Pesquisadores da Unesp alertam que o Brasil pode chegar à COP30 longe da meta de redução firmada em Glasgow

Faltando menos de um mês para a COP30 — a Conferência da ONU sobre Mudanças Climáticas — novos estudos reacenderam o alerta sobre o papel da pecuária brasileira nas emissões de gases de efeito estufa. Segundo levantamento divulgado pelo Observatório do Clima, o país registrou em 2023 um recorde nas emissões de gás metano, alcançando 20,8 milhões de toneladas, aumento de cerca de 6% em relação a 2020.
A maior parte desse volume vem do setor agropecuário, especialmente da chamada fermentação entérica — o popular “arroto do boi” — responsável por 75% do metano liberado no país. O problema é que o Brasil havia se comprometido, durante a COP26 em Glasgow (2021), a reduzir em 30% as emissões até 2030.
O gás metano tem um potencial de aquecimento 28 vezes maior que o dióxido de carbono (CO₂) e uma permanência na atmosfera que pode durar até 20 anos, o que o torna um dos grandes vilões do aquecimento global.
Pastagem de qualidade é parte da solução
De acordo com o professor Ricardo Reis, da Faculdade de Ciências Agrárias e Veterinárias da Unesp, em Jaboticabal, o caminho para reduzir as emissões passa por melhorar a produtividade e o manejo das pastagens.
“O grande problema é que boa parte dos pecuaristas ainda não entende a pastagem como uma cultura”, afirma Reis ao Jornal da Unesp. Segundo ele, o capim que alimenta o gado exige o mesmo cuidado técnico que a soja ou o milho. Quando o pasto é bem manejado, o animal consome capim de melhor qualidade, emite menos metano e o solo ainda captura carbono, equilibrando o impacto ambiental.
Pesquisas da Unesp indicam que a altura ideal do capim deve girar em torno de 25 cm, garantindo melhor fotossíntese e maior concentração de açúcares solúveis nas folhas. Isso melhora a digestão do animal e reduz a produção de metano.
Outra alternativa é o uso de suplementos alimentares sustentáveis, produzidos com resíduos agrícolas como milho, soja ou amendoim, que aumentam o ganho de peso e reduzem a pegada de carbono.
Sistemas integrados e produção sustentável

O pesquisador também destaca os sistemas integrados de produção, que reúnem em um mesmo espaço gado, lavoura e até florestas.

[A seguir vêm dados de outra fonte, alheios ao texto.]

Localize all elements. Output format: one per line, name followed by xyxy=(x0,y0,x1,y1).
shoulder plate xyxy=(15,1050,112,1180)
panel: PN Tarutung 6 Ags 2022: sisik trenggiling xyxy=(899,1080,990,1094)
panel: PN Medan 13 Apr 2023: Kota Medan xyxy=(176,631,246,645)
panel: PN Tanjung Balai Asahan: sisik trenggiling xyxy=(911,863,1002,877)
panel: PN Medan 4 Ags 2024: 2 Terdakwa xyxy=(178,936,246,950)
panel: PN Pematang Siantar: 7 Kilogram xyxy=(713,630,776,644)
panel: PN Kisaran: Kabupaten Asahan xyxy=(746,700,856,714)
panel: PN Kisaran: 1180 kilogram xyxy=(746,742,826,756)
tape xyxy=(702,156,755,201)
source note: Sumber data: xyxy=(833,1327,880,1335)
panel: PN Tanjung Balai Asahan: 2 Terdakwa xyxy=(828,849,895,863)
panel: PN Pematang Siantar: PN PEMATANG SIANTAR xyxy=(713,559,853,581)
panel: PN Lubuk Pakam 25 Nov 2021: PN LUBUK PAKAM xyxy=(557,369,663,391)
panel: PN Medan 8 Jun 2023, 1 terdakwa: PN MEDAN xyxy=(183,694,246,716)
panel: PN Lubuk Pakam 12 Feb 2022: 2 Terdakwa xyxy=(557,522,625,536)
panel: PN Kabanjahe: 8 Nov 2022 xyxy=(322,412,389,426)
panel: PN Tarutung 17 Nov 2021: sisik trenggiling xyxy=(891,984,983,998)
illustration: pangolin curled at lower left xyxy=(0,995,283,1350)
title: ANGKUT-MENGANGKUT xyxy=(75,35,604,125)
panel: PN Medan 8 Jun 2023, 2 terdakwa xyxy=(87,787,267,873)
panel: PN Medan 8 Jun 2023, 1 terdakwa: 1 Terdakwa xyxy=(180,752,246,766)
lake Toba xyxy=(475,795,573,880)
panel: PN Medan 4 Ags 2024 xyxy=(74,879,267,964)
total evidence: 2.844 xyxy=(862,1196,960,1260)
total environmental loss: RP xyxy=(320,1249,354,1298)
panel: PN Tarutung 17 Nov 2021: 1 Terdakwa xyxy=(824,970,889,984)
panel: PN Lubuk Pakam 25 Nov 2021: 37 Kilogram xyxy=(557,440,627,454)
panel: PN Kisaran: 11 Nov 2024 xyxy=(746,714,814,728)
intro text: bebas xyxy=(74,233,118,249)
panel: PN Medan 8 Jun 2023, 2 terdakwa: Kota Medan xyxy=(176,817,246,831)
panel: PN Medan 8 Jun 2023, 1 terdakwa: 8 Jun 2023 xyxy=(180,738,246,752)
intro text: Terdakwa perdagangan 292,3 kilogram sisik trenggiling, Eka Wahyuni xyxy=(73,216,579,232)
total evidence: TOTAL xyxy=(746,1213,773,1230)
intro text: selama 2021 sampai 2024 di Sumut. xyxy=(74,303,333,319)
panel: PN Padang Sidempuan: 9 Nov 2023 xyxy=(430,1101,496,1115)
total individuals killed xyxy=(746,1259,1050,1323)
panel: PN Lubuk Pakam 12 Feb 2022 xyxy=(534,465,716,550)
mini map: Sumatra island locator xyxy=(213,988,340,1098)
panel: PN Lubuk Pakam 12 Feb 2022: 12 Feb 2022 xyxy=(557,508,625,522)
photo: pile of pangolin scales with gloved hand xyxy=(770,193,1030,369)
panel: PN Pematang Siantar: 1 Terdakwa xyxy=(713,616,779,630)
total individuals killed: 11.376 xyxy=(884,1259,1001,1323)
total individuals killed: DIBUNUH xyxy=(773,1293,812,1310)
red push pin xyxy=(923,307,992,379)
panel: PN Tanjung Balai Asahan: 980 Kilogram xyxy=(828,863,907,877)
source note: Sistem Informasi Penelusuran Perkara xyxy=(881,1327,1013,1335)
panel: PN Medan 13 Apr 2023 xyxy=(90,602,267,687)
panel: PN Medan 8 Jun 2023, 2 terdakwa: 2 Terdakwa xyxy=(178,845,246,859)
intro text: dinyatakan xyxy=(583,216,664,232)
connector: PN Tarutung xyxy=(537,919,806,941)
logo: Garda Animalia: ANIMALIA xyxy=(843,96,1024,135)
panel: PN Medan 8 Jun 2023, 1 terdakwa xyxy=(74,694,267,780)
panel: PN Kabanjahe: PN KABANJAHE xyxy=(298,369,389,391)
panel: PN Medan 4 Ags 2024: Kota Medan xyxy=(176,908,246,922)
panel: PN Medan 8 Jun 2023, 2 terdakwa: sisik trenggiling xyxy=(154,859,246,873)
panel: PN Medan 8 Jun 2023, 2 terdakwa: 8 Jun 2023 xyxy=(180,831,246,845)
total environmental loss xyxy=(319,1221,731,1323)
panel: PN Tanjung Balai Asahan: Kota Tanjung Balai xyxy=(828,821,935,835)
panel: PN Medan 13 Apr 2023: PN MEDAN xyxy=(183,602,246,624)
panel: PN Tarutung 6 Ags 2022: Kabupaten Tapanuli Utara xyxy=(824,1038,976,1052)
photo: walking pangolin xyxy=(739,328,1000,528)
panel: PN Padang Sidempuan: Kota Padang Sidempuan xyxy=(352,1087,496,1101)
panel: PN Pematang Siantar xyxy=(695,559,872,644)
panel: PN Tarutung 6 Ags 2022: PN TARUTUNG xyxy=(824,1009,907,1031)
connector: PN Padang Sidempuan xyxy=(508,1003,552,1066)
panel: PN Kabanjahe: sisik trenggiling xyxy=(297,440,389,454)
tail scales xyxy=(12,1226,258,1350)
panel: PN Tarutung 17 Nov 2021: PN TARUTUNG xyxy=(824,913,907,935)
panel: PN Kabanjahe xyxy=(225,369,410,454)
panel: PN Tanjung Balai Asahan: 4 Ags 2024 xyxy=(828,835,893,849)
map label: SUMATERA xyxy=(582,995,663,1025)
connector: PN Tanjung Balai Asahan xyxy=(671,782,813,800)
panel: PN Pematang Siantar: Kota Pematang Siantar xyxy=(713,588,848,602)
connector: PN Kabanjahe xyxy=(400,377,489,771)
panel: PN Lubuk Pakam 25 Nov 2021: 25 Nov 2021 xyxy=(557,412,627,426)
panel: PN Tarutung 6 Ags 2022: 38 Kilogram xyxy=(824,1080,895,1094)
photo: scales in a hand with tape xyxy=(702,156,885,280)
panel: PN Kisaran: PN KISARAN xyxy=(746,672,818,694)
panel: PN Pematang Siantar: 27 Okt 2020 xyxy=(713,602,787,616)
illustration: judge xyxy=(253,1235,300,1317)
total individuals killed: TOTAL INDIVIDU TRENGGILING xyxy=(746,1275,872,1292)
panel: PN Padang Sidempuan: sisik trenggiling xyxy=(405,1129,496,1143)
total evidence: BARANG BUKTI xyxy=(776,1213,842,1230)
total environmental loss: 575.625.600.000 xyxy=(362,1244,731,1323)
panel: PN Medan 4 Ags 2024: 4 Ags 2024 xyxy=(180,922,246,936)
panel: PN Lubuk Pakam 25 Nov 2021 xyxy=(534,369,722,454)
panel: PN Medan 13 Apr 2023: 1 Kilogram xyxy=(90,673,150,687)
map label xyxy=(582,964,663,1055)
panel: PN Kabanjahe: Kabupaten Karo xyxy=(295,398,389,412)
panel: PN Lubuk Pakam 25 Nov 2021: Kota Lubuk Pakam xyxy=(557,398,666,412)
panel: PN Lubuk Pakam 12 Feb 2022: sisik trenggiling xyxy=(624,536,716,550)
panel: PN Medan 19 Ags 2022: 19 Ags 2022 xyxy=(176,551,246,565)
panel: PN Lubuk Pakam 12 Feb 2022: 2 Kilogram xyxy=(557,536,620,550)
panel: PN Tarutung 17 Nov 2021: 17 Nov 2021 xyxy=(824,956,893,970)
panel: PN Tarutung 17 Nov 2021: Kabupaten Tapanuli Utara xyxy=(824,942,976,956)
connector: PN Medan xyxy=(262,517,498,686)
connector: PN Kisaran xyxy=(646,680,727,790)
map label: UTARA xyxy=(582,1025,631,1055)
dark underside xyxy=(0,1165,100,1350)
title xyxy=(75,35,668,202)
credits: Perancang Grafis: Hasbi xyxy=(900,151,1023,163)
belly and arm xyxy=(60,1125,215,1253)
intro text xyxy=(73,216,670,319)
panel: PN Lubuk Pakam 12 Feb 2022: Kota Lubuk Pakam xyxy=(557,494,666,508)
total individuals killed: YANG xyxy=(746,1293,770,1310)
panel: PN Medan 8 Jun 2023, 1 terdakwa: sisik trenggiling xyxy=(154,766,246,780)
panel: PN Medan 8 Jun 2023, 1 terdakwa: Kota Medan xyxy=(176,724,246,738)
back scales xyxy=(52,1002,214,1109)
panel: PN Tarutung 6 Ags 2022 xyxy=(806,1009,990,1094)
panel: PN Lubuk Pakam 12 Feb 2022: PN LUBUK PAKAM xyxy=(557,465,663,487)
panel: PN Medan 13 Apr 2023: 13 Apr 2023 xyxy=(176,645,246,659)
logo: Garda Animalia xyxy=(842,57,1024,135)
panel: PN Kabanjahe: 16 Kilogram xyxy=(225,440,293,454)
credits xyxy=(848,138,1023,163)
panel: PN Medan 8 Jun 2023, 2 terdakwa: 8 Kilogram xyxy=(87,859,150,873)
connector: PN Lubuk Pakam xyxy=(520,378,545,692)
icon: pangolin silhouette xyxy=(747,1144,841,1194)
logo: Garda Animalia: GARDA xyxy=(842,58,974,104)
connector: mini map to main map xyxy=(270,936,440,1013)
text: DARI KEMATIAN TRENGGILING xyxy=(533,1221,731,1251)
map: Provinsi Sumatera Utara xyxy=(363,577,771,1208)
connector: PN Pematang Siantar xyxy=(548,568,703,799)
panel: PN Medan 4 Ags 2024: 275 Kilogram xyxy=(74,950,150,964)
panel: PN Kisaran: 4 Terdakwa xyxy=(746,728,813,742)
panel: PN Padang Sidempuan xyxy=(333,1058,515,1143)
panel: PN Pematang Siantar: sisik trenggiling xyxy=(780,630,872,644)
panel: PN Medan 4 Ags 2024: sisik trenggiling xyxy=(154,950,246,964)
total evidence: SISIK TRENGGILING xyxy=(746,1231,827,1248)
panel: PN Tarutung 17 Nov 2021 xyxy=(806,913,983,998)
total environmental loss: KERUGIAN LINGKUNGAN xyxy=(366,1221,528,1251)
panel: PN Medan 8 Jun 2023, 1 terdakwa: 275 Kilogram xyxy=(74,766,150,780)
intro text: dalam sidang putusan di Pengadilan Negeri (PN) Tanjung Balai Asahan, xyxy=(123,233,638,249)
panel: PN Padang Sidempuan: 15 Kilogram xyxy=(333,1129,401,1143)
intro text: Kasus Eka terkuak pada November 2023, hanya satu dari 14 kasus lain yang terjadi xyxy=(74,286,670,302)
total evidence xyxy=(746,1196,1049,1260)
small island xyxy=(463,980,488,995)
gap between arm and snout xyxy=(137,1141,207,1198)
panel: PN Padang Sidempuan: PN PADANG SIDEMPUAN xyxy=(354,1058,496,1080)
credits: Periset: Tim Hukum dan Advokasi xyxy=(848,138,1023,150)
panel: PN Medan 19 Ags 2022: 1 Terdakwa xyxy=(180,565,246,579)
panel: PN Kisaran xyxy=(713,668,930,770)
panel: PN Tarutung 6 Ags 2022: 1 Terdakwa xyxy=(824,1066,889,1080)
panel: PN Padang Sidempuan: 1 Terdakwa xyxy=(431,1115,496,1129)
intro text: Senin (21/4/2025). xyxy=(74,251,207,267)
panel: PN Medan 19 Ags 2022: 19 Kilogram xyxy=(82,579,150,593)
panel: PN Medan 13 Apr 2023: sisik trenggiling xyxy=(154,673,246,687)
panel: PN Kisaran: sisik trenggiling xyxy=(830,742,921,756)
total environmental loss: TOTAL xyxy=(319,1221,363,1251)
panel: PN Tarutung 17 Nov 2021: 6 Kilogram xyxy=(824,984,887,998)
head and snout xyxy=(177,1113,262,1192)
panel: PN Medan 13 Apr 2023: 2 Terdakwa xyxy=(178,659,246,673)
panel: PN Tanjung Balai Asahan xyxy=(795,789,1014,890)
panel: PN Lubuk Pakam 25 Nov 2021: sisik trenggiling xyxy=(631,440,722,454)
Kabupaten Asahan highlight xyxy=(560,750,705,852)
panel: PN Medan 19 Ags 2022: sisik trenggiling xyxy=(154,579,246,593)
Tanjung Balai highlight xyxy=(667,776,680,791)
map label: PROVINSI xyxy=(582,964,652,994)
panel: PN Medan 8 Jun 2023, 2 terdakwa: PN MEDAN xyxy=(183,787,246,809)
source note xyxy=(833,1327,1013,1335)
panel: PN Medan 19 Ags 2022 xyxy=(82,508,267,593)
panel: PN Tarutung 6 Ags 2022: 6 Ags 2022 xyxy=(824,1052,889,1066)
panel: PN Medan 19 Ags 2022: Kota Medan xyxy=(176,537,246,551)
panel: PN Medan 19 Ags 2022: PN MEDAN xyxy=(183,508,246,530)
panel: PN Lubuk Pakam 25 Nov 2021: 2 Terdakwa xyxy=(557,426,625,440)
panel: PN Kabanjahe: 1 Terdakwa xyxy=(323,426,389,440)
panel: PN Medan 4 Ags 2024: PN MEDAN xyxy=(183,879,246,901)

Além de capturar carbono no solo, o modelo diversifica a renda do produtor e melhora o conforto térmico dos animais. “O Brasil é líder mundial na adoção desses sistemas”, reforça Reis.
Cálculo do rebanho brasileiro é contestado
Enquanto isso, outro estudo, conduzido pelo engenheiro agrônomo Abmael Cardoso, também egresso da Unesp, questiona a metodologia usada pelo IBGE para estimar o tamanho do rebanho bovino nacional, hoje calculado em 238 milhões de cabeças.
Cardoso explica que os critérios do INCRA, baseados na taxa de lotação (número de animais por área), incentivam produtores a declararem mais gado do que realmente possuem, com medo de terem suas propriedades classificadas como improdutivas. Isso inflaria os números oficiais e, consequentemente, superestimaria as emissões de metano do país.
Em 2017, por exemplo, o Censo Agropecuário apontava 172,7 milhões de cabeças, enquanto a Pesquisa Pecuária Municipal do mesmo ano indicava 214,9 milhões — uma diferença de mais de 40 milhões de animais.
Para Cardoso, o rebanho real em 2024 estaria em torno de 196 milhões de cabeças, número 8,8% menor que o do IBGE. Essa metodologia é a mesma utilizada por entidades como a ABIEC e a ApexBrasil.
Menos gado, mais produtividade
Apesar da divergência nos números, o pesquisador concorda que aumentar a produtividade é essencial para reduzir o metano. Segundo ele, o Brasil vem avançando no manejo e nas políticas públicas voltadas para a qualidade das pastagens, mas precisa ir além:
“É preciso focar na produtividade na fase de cria, entre o nascimento e o desmame do bezerro. Isso muda a composição do rebanho, resultando em menos animais e menor emissão de metano”, conclui Cardoso.
Com a COP30 se aproximando, o desafio é conciliar os compromissos internacionais com a realidade do campo — e ajustar as métricas que medem o impacto ambiental da pecuária brasileira.